Some militants and their wives surrendered, which was how Abdullo and his sisters ended up in the Afghan prison in which Khoshimov found them.

Khoshimov is now saving money to treat his grandson and to purchase prostheses for him, but it is not easy.

"I have a small plot of land. It is barely enough to feed us," he said. "My wife and I receive small pensions."

"By every measure, our family is indigent and in need of help... I have to raise three grandchildren and give them an appropriate education so they don't repeat the mistakes of their parents," Khoshimov said.

Tajik repatriations

In addition to extractions from Afghanistan, Tajikistan's government has been working to repatriate Tajik women and children from Iraq and Syria.

Details on the whereabouts of 84 children who returned from Iraq in April 2019 are scant.

The children are known to have gone through a rehabilitation process at one of the sanatoriums in the Varzob Gorge. Authorities then sent them to several boarding schools.

A small number might have gone to relatives.

Meanwhile, Tajik officials earlier this year announced they were working to repatriate about 800 family members of IS foreign fighters from two Kurdish-controlled camps in al-Hasakeh province, Syria.
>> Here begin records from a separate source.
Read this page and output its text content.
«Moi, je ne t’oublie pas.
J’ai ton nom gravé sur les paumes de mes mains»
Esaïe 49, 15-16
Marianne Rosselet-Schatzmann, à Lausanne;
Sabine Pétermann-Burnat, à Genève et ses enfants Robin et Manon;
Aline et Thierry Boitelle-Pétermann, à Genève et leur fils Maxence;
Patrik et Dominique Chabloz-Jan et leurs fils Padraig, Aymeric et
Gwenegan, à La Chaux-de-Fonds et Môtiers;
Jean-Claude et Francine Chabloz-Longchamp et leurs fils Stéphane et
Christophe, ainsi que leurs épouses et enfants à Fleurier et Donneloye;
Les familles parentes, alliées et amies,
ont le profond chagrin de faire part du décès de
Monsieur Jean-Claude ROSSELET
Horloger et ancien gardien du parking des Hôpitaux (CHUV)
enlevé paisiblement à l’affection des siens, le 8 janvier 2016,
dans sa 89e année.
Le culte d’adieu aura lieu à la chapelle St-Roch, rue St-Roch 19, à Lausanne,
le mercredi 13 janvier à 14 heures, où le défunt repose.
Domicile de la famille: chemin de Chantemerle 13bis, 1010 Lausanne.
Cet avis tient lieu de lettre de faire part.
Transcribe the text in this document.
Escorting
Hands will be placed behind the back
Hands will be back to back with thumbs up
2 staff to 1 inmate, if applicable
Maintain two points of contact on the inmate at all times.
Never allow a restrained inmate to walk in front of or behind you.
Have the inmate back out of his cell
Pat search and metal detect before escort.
"We are constantly in contact with Syria's Foreign Ministry, and if an opportunity arises, we intend to bring home as many of our women and their children from Syrian camps as possible," Tajik Ambassador to Kuwait Zubaidullo Zubaidov said in a phone interview.

"Last year we even made lists of people who wish to return, but the COVID-19 pandemic became an obstacle, causing many countries to close borders and cancel flights," he said.